Phenotypic plasticity in laboratory mice and rats: a meta-analysis of current ideas on gut size flexibility

Daniel E. Naya,1* William H. Karasov2 and Francisco Bozinovic1

1Center for Advanced Studies in Ecology & Biodiversity and Departamento de Ecología, Facultad de Ciencias Biológicas, Pontificia Universidad Católica de Chile, Santiago, Chile and  2Department of Wildlife Ecology, University of Wisconsin, Madison, WI, USA

Address all correspondence to Daniel Naya, Departamento de Ecología, Facultad de Ciencias Biológicas, Pontificia Universidad Católica de Chile, Santiago, CP 6513677, Chile.
e-mail: dnaya@bio.puc.cl


Background: Animals’ digestive tract represents the functional link between foraging and the energy available for survival, growth, and reproduction. In addition, gut tissue is one of the most expensive tissues to maintain in terms of energy and protein metabolism. Thus, gut size flexibility has been suggested to be one of the most important physiological adjustments to cope with changes in environmental conditions.

Hypotheses: (1) Animals adjust their digestive features to cope with changing environmental conditions, and increase gut size in parallel to increased food consumption. (2) Changes in different energy-demanding factors, such as lactation, pregnancy, and temperature, determine different magnitudes of gut size flexibility. (3) Changes in the amount of undigestible material in the diet mainly affect the size of the fermentative chambers, while changes in energy demands mainly affect the size of the small intestine. (4) The qualities of a demand, such as its relative intensity or duration, affect the amount of digestive flexibility.
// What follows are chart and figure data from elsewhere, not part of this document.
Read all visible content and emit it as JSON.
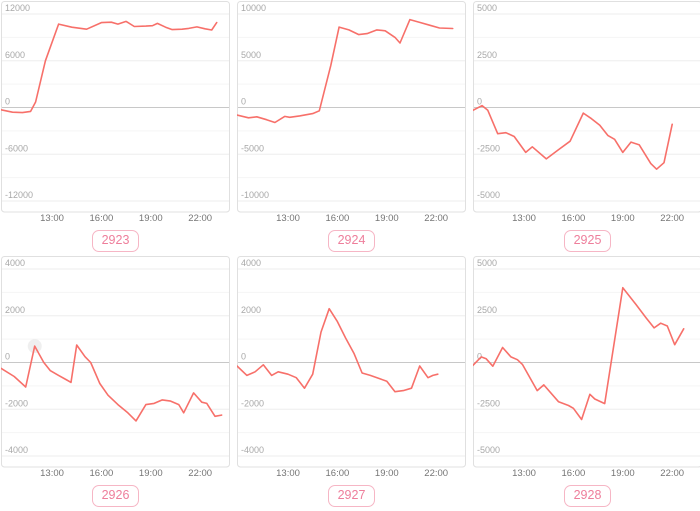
{
  "colors": {
    "line": "#f7706a",
    "panel_border": "#e0e0e0",
    "panel_bg": "#ffffff",
    "grid_major": "#ededed",
    "grid_minor": "#f5f5f5",
    "zero_line": "#c8c8c8",
    "y_label": "#a8a8a8",
    "x_label": "#757575",
    "badge_border": "#f6b6c5",
    "badge_text": "#ee7e9b",
    "marker_fill": "#dcdcdc"
  },
  "x_domain": [
    9.9,
    23.75
  ],
  "x_tick_hours": [
    13,
    16,
    19,
    22
  ],
  "x_ticks": [
    "13:00",
    "16:00",
    "19:00",
    "22:00"
  ],
  "chart_data": [
    {
      "type": "line",
      "badge": "2923",
      "ylim": [
        -12000,
        12000
      ],
      "yticks": [
        12000,
        6000,
        0,
        -6000,
        -12000
      ],
      "ytick_labels": [
        "12000",
        "6000",
        "0",
        "-6000",
        "-12000"
      ],
      "x_ticks": [
        "13:00",
        "16:00",
        "19:00",
        "22:00"
      ],
      "legend": "none",
      "grid": true,
      "points": [
        [
          9.9,
          -300
        ],
        [
          10.6,
          -600
        ],
        [
          11.2,
          -650
        ],
        [
          11.7,
          -500
        ],
        [
          12.0,
          700
        ],
        [
          12.6,
          6000
        ],
        [
          13.4,
          10700
        ],
        [
          14.2,
          10300
        ],
        [
          15.1,
          10050
        ],
        [
          16.0,
          10900
        ],
        [
          16.6,
          10950
        ],
        [
          17.0,
          10700
        ],
        [
          17.5,
          11050
        ],
        [
          18.0,
          10400
        ],
        [
          18.7,
          10450
        ],
        [
          19.1,
          10500
        ],
        [
          19.4,
          10800
        ],
        [
          19.9,
          10300
        ],
        [
          20.3,
          10000
        ],
        [
          20.9,
          10050
        ],
        [
          21.3,
          10150
        ],
        [
          21.8,
          10350
        ],
        [
          22.3,
          10100
        ],
        [
          22.7,
          9950
        ],
        [
          23.0,
          10900
        ]
      ]
    },
    {
      "type": "line",
      "badge": "2924",
      "ylim": [
        -10000,
        10000
      ],
      "yticks": [
        10000,
        5000,
        0,
        -5000,
        -10000
      ],
      "ytick_labels": [
        "10000",
        "5000",
        "0",
        "-5000",
        "-10000"
      ],
      "x_ticks": [
        "13:00",
        "16:00",
        "19:00",
        "22:00"
      ],
      "legend": "none",
      "grid": true,
      "points": [
        [
          9.9,
          -800
        ],
        [
          10.6,
          -1100
        ],
        [
          11.1,
          -1000
        ],
        [
          11.7,
          -1300
        ],
        [
          12.2,
          -1600
        ],
        [
          12.8,
          -950
        ],
        [
          13.1,
          -1050
        ],
        [
          13.7,
          -900
        ],
        [
          14.5,
          -650
        ],
        [
          14.9,
          -350
        ],
        [
          15.6,
          4500
        ],
        [
          16.1,
          8600
        ],
        [
          16.7,
          8300
        ],
        [
          17.3,
          7800
        ],
        [
          17.8,
          7900
        ],
        [
          18.4,
          8300
        ],
        [
          18.9,
          8200
        ],
        [
          19.5,
          7500
        ],
        [
          19.8,
          6900
        ],
        [
          20.4,
          9400
        ],
        [
          21.0,
          9100
        ],
        [
          21.6,
          8800
        ],
        [
          22.2,
          8500
        ],
        [
          23.0,
          8450
        ]
      ]
    },
    {
      "type": "line",
      "badge": "2925",
      "ylim": [
        -5000,
        5000
      ],
      "yticks": [
        5000,
        2500,
        0,
        -2500,
        -5000
      ],
      "ytick_labels": [
        "5000",
        "2500",
        "0",
        "-2500",
        "-5000"
      ],
      "x_ticks": [
        "13:00",
        "16:00",
        "19:00",
        "22:00"
      ],
      "legend": "none",
      "grid": true,
      "points": [
        [
          9.9,
          -150
        ],
        [
          10.45,
          100
        ],
        [
          10.8,
          -150
        ],
        [
          11.4,
          -1400
        ],
        [
          11.9,
          -1350
        ],
        [
          12.4,
          -1550
        ],
        [
          13.1,
          -2400
        ],
        [
          13.5,
          -2100
        ],
        [
          14.35,
          -2750
        ],
        [
          15.1,
          -2250
        ],
        [
          15.8,
          -1800
        ],
        [
          16.6,
          -300
        ],
        [
          17.1,
          -600
        ],
        [
          17.6,
          -950
        ],
        [
          18.1,
          -1500
        ],
        [
          18.5,
          -1700
        ],
        [
          19.0,
          -2400
        ],
        [
          19.5,
          -1850
        ],
        [
          20.0,
          -2000
        ],
        [
          20.7,
          -3000
        ],
        [
          21.05,
          -3300
        ],
        [
          21.5,
          -2950
        ],
        [
          22.0,
          -900
        ]
      ]
    },
    {
      "type": "line",
      "badge": "2926",
      "ylim": [
        -4000,
        4000
      ],
      "yticks": [
        4000,
        2000,
        0,
        -2000,
        -4000
      ],
      "ytick_labels": [
        "4000",
        "2000",
        "0",
        "-2000",
        "-4000"
      ],
      "x_ticks": [
        "13:00",
        "16:00",
        "19:00",
        "22:00"
      ],
      "legend": "none",
      "grid": true,
      "marker": {
        "t": 11.95,
        "v": 700
      },
      "points": [
        [
          9.9,
          -250
        ],
        [
          10.7,
          -600
        ],
        [
          11.4,
          -1050
        ],
        [
          11.95,
          700
        ],
        [
          12.5,
          0
        ],
        [
          12.9,
          -350
        ],
        [
          13.4,
          -550
        ],
        [
          13.9,
          -750
        ],
        [
          14.15,
          -850
        ],
        [
          14.5,
          750
        ],
        [
          15.0,
          250
        ],
        [
          15.35,
          0
        ],
        [
          15.9,
          -900
        ],
        [
          16.4,
          -1400
        ],
        [
          17.0,
          -1800
        ],
        [
          17.6,
          -2150
        ],
        [
          18.1,
          -2500
        ],
        [
          18.7,
          -1800
        ],
        [
          19.2,
          -1750
        ],
        [
          19.7,
          -1600
        ],
        [
          20.2,
          -1650
        ],
        [
          20.7,
          -1800
        ],
        [
          21.0,
          -2150
        ],
        [
          21.6,
          -1300
        ],
        [
          22.1,
          -1700
        ],
        [
          22.4,
          -1750
        ],
        [
          22.9,
          -2300
        ],
        [
          23.3,
          -2250
        ]
      ]
    },
    {
      "type": "line",
      "badge": "2927",
      "ylim": [
        -4000,
        4000
      ],
      "yticks": [
        4000,
        2000,
        0,
        -2000,
        -4000
      ],
      "ytick_labels": [
        "4000",
        "2000",
        "0",
        "-2000",
        "-4000"
      ],
      "x_ticks": [
        "13:00",
        "16:00",
        "19:00",
        "22:00"
      ],
      "legend": "none",
      "grid": true,
      "points": [
        [
          9.9,
          -150
        ],
        [
          10.5,
          -550
        ],
        [
          11.0,
          -400
        ],
        [
          11.5,
          -100
        ],
        [
          12.0,
          -550
        ],
        [
          12.4,
          -400
        ],
        [
          13.0,
          -500
        ],
        [
          13.5,
          -650
        ],
        [
          14.0,
          -1100
        ],
        [
          14.5,
          -500
        ],
        [
          15.0,
          1300
        ],
        [
          15.5,
          2300
        ],
        [
          16.0,
          1750
        ],
        [
          16.5,
          1050
        ],
        [
          17.0,
          400
        ],
        [
          17.5,
          -450
        ],
        [
          18.0,
          -550
        ],
        [
          18.6,
          -700
        ],
        [
          19.0,
          -800
        ],
        [
          19.5,
          -1250
        ],
        [
          20.0,
          -1200
        ],
        [
          20.5,
          -1100
        ],
        [
          21.0,
          -150
        ],
        [
          21.5,
          -650
        ],
        [
          21.8,
          -550
        ],
        [
          22.1,
          -500
        ]
      ]
    },
    {
      "type": "line",
      "badge": "2928",
      "ylim": [
        -5000,
        5000
      ],
      "yticks": [
        5000,
        2500,
        0,
        -2500,
        -5000
      ],
      "ytick_labels": [
        "5000",
        "2500",
        "0",
        "-2500",
        "-5000"
      ],
      "x_ticks": [
        "13:00",
        "16:00",
        "19:00",
        "22:00"
      ],
      "legend": "none",
      "grid": true,
      "points": [
        [
          9.9,
          -150
        ],
        [
          10.4,
          300
        ],
        [
          10.7,
          200
        ],
        [
          11.1,
          -200
        ],
        [
          11.7,
          800
        ],
        [
          12.2,
          300
        ],
        [
          12.6,
          150
        ],
        [
          12.9,
          -100
        ],
        [
          13.8,
          -1500
        ],
        [
          14.2,
          -1200
        ],
        [
          15.1,
          -2100
        ],
        [
          15.7,
          -2300
        ],
        [
          16.0,
          -2450
        ],
        [
          16.5,
          -3050
        ],
        [
          17.0,
          -1700
        ],
        [
          17.3,
          -1950
        ],
        [
          17.9,
          -2200
        ],
        [
          19.0,
          4000
        ],
        [
          19.8,
          3100
        ],
        [
          20.4,
          2400
        ],
        [
          20.9,
          1850
        ],
        [
          21.3,
          2100
        ],
        [
          21.7,
          1950
        ],
        [
          22.15,
          950
        ],
        [
          22.7,
          1800
        ]
      ]
    }
  ]
}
Data incorporated: We focus on digestive organ length and dry mass of laboratory mice (Mus musculus) and white rats (Rattus norvegicus). We found and reviewed 25 studies that reported a total of 55 comparisons for small intestine length, 67 for small intestine dry mass, 25 for hindgut length, and 26 for hindgut dry mass.

Method of analysis: We conducted a meta-analysis in which we calculated the Hedges difference for each comparison, and using mixed-effects models plus heterogeneity tests to evaluate differences among factors.

Results: Although gut size flexibility was noted for all the experimental factors evaluated, there was variation in the amount of digestive flexibility determined by each factor. Changes in large intestine length were greater for changes in diet quality than for changes in energy-demanding factors, but this result was not observed for large intestine mass. A clear correlation between gut size flexibility and the number of pups reared during lactation was recorded.

Conclusions: The present analysis confirms previous hypotheses on gut size flexibility, providing strong quantitative support for them.

Keywords: digestive physiology, Mus musculus, phenotypic flexibility, Rattus norvegicus.